Tantangan Politik dan Persepsi Publik
Tidak hanya keterikatan pada APBN, Prabowo juga menghadapi tantangan dalam hal persepsi publik. Banyak yang berharap pada kepemimpinannya untuk segera menghadirkan perubahan. Jika dalam 100 hari pertama ini Prabowo gagal memenuhi ekspektasi, maka kredibilitasnya di mata publik bisa merosot. Ini menjadi tantangan besar dalam menjaga popularitasnya di tengah kondisi politik yang serba terikat.
Kenyataan bahwa APBN 2024 dan 2025 adalah “warisan” Jokowi juga bisa dimanfaatkan oleh lawan politiknya untuk menyerang dan menuding Prabowo sebagai presiden yang gagal memimpin, meski ia baru menjabat.
Apa yang Bisa Dilakukan Prabowo?
Meski terbatas, Prabowo masih bisa melakukan beberapa langkah strategis, seperti memperkuat tim kabinetnya, memastikan transisi yang mulus, serta membangun komunikasi politik yang baik dengan parlemen dan pemangku kepentingan. Namun, untuk mewujudkan perubahan yang lebih signifikan, tampaknya kita harus menunggu hingga 2026, saat Prabowo bisa bekerja dengan anggaran yang benar-benar ia susun sendiri.
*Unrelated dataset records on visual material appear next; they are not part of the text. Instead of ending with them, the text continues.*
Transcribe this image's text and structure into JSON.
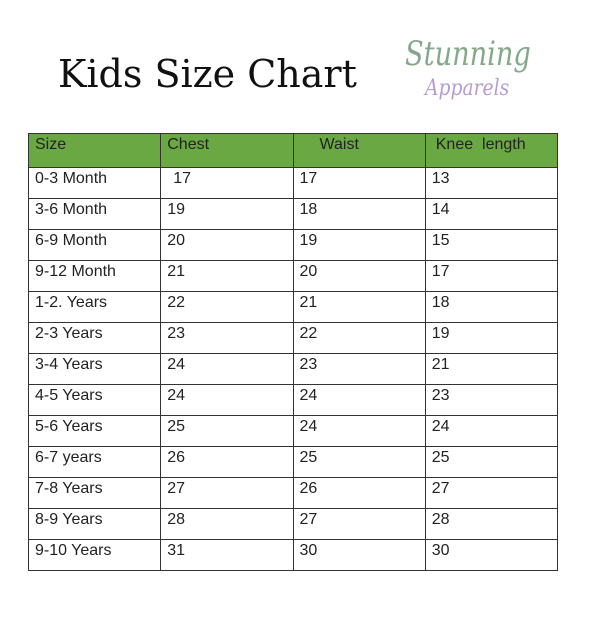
{
  "title": "Kids Size Chart",
  "logo": {
    "line1": "Stunning",
    "line2": "Apparels"
  },
  "colors": {
    "header_bg": "#6aa843",
    "logo_green": "#86a88a",
    "logo_purple": "#b89ccf"
  },
  "table": {
    "headers": [
      "Size",
      "Chest",
      "Waist",
      "Knee  length"
    ],
    "rows": [
      [
        "0-3 Month",
        "17",
        "17",
        "13"
      ],
      [
        "3-6 Month",
        "19",
        "18",
        "14"
      ],
      [
        "6-9 Month",
        "20",
        "19",
        "15"
      ],
      [
        "9-12 Month",
        "21",
        "20",
        "17"
      ],
      [
        "1-2. Years",
        "22",
        "21",
        "18"
      ],
      [
        "2-3 Years",
        "23",
        "22",
        "19"
      ],
      [
        "3-4 Years",
        "24",
        "23",
        "21"
      ],
      [
        "4-5 Years",
        "24",
        "24",
        "23"
      ],
      [
        "5-6 Years",
        "25",
        "24",
        "24"
      ],
      [
        "6-7 years",
        "26",
        "25",
        "25"
      ],
      [
        "7-8 Years",
        "27",
        "26",
        "27"
      ],
      [
        "8-9 Years",
        "28",
        "27",
        "28"
      ],
      [
        "9-10 Years",
        "31",
        "30",
        "30"
      ]
    ]
  }
}
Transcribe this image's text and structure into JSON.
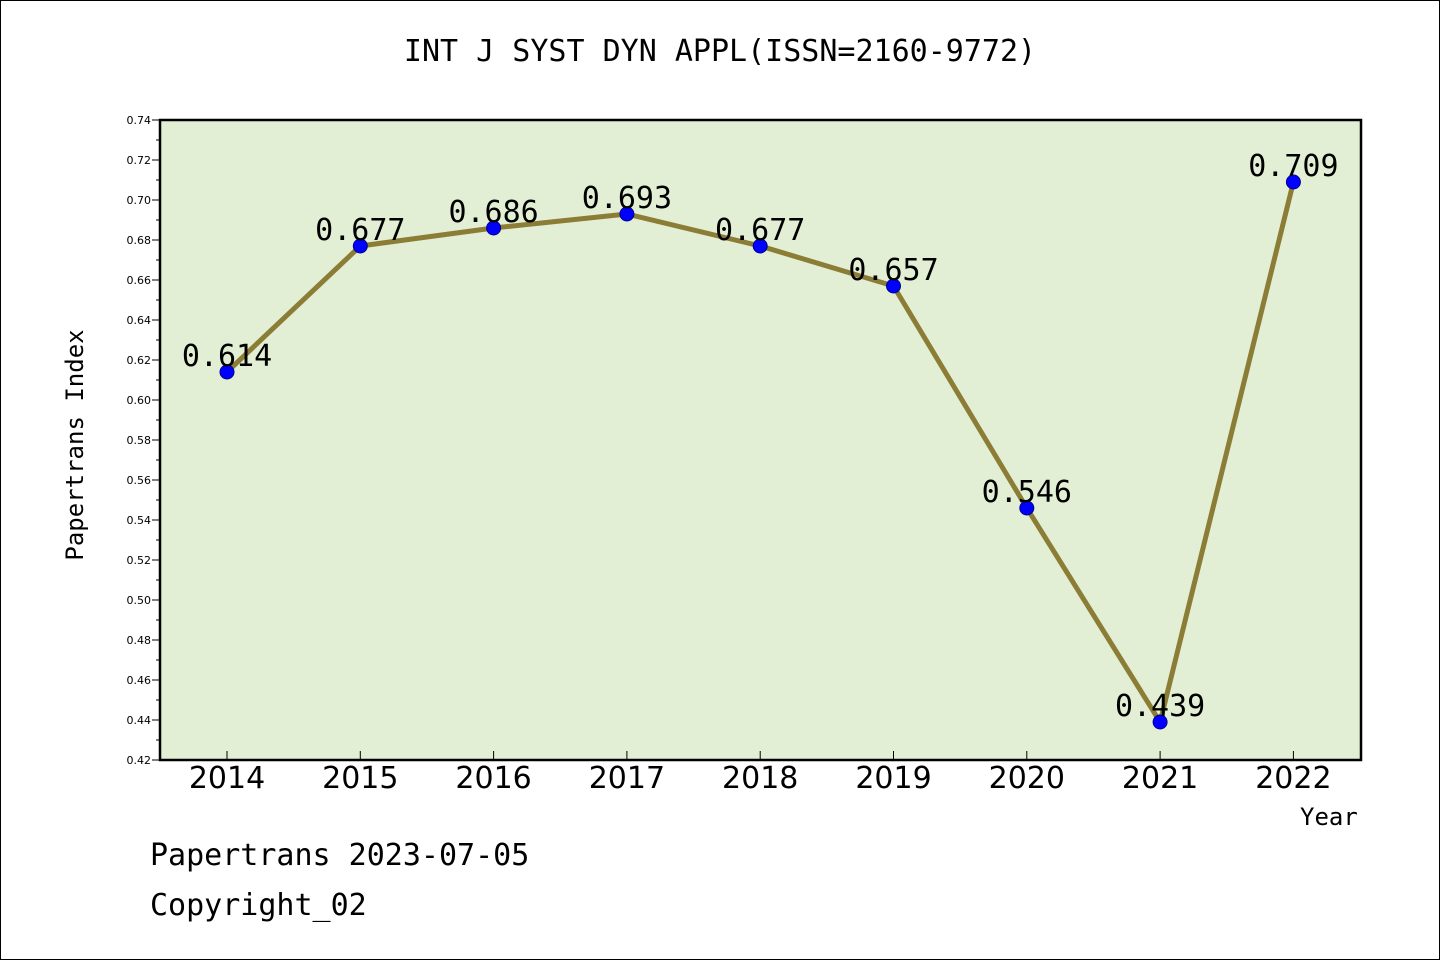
{
  "chart_data": {
    "type": "line",
    "title": "INT J SYST DYN APPL(ISSN=2160-9772)",
    "xlabel": "Year",
    "ylabel": "Papertrans Index",
    "categories": [
      "2014",
      "2015",
      "2016",
      "2017",
      "2018",
      "2019",
      "2020",
      "2021",
      "2022"
    ],
    "series": [
      {
        "values": [
          0.614,
          0.677,
          0.686,
          0.693,
          0.677,
          0.657,
          0.546,
          0.439,
          0.709
        ]
      }
    ],
    "data_labels": [
      "0.614",
      "0.677",
      "0.686",
      "0.693",
      "0.677",
      "0.657",
      "0.546",
      "0.439",
      "0.709"
    ],
    "ylim": [
      0.42,
      0.74
    ],
    "yticks": [
      "0.42",
      "0.44",
      "0.46",
      "0.48",
      "0.50",
      "0.52",
      "0.54",
      "0.56",
      "0.58",
      "0.60",
      "0.62",
      "0.64",
      "0.66",
      "0.68",
      "0.70",
      "0.72",
      "0.74"
    ],
    "grid": false,
    "colors": {
      "plot_bg": "#e2efd4",
      "line": "#8b7d35",
      "marker": "#0000ff"
    }
  },
  "footer": {
    "line1": "Papertrans 2023-07-05",
    "line2": "Copyright_02"
  }
}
Kesimpulannya, program 100 hari kerja Prabowo tidak akan lebih dari sekadar wacana hingga ia memiliki kontrol penuh atas kebijakan anggaran. Untuk saat ini, janji-janji besar hanya akan berakhir sebagai omong-omong belaka, sementara ia harus menjalankan program yang diwariskan oleh pemerintahan sebelumnya.